Recently, a new class of defenses introduces external guard components to detect and reject adversarial inputs, including stateful defenses for classification tasks and Guard Models for Large Language Models (LLMs). These modern defenses claim state-of-the-art and significantly reduced attack success rates, but their robustness against adaptive attacks remains uncertain. This thesis thus works towards the following two questions: (a) do these modern guard-based defenses also fail against an adaptive attacker? (b) If so, what recourse do developers have to defend their models? This thesis critically evaluates these defenses and explores alternative approaches to improving adversarial robustness.
First, we assess stateful defenses for ML-as-a-Service (MLaaS) applications and introduce OARS, an adaptive black-box attack that effectively bypasses these defenses, increasing attack success rates from nearly 0% to almost 100% across multiple datasets. Next, we evaluate Guard Models in LLMs and propose PRP, a novel prefix-based attack that circumvents output moderation, demonstrating vulnerabilities in both open- and closed-source LLM guard implementations.
We also investigate designing more robust defense alternatives. Since general-purpose adversarial defenses have repeatedly failed, we investigate whether robustness can be improved in specific application domains. We focus on deepfake detection, where adversarial perturbations can render detectors ineffective.
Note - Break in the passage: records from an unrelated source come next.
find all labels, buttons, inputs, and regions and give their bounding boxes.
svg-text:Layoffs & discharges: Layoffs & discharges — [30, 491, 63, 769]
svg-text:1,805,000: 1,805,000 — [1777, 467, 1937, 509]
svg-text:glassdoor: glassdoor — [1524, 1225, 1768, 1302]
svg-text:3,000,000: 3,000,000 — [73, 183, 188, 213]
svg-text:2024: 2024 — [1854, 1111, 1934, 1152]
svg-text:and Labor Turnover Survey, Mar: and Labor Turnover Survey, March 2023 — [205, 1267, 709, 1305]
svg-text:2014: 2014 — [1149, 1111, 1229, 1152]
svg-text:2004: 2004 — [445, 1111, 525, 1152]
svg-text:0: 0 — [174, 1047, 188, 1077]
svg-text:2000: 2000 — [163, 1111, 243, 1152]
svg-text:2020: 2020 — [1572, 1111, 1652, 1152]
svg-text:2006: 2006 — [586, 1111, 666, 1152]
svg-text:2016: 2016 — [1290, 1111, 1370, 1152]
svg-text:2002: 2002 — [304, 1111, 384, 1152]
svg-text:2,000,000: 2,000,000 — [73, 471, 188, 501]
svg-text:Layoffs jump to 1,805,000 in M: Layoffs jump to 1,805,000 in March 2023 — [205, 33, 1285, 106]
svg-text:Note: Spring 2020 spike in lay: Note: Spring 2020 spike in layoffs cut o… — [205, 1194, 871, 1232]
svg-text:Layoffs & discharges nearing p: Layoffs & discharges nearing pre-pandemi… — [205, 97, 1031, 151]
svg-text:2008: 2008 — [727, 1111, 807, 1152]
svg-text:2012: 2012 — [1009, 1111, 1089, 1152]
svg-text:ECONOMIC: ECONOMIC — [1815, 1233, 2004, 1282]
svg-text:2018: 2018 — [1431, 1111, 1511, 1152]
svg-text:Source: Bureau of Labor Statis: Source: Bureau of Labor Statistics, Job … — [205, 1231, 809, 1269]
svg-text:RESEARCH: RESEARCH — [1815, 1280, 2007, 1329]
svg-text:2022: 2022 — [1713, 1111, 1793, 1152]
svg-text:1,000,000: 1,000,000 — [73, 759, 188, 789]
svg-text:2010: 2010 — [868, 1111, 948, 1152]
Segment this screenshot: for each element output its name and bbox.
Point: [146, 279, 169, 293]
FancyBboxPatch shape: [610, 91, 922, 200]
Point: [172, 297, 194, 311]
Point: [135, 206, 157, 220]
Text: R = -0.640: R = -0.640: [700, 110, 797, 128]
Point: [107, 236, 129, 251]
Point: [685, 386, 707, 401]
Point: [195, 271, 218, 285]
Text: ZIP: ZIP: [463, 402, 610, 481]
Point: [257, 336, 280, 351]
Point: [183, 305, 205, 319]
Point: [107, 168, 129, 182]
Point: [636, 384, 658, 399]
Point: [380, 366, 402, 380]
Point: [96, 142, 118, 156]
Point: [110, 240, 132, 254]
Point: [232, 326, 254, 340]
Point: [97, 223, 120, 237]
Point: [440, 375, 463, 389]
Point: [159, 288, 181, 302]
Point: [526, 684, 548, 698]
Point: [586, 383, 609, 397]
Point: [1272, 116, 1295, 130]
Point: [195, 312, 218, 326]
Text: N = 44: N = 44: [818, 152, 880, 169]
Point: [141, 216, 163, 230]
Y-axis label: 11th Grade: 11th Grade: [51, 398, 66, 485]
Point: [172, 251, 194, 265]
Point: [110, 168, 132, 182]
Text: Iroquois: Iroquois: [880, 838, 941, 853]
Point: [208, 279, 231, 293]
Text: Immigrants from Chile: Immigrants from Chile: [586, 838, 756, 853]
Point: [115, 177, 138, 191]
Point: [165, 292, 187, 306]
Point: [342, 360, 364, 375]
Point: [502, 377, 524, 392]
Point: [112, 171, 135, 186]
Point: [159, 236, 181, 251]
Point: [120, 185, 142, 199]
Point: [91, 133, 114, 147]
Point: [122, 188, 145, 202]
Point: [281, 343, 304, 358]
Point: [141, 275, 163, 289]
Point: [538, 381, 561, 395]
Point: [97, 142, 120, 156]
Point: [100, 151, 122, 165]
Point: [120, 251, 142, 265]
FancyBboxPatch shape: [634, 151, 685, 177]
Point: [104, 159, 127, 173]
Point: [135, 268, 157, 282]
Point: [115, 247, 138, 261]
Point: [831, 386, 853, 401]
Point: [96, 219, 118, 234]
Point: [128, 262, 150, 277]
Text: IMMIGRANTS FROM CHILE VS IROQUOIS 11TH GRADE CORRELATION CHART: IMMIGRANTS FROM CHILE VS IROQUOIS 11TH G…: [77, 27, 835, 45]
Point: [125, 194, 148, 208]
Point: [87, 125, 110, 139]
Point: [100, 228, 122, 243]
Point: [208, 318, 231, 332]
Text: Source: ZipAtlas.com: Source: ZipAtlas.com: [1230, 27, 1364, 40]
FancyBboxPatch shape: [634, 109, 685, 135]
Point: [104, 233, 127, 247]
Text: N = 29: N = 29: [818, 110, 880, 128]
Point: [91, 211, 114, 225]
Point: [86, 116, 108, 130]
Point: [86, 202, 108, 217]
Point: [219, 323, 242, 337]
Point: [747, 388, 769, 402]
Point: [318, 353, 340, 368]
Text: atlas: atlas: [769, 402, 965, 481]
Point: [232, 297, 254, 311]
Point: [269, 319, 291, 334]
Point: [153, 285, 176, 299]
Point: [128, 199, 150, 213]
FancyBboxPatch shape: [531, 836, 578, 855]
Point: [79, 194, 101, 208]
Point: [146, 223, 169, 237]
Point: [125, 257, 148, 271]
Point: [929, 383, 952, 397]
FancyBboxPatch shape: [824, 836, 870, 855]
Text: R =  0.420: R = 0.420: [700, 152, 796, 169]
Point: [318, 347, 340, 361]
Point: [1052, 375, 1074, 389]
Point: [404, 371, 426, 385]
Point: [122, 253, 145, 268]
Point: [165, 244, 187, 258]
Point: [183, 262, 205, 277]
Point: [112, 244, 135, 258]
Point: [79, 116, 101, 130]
To address this, we introduce D4 (Disjoint Diffusion Deepfake Detection), an ensemble-based approach that leverages frequency domain redundancy to enhance robustness against black-box adversarial perturbations. D4 significantly outperforms existing defenses in detecting adversarially perturbed deepfakes across various generative techniques.
These findings highlight critical weaknesses in modern guard-based defenses and suggest the importance of domain-specific strategies for improving adversarial robustness.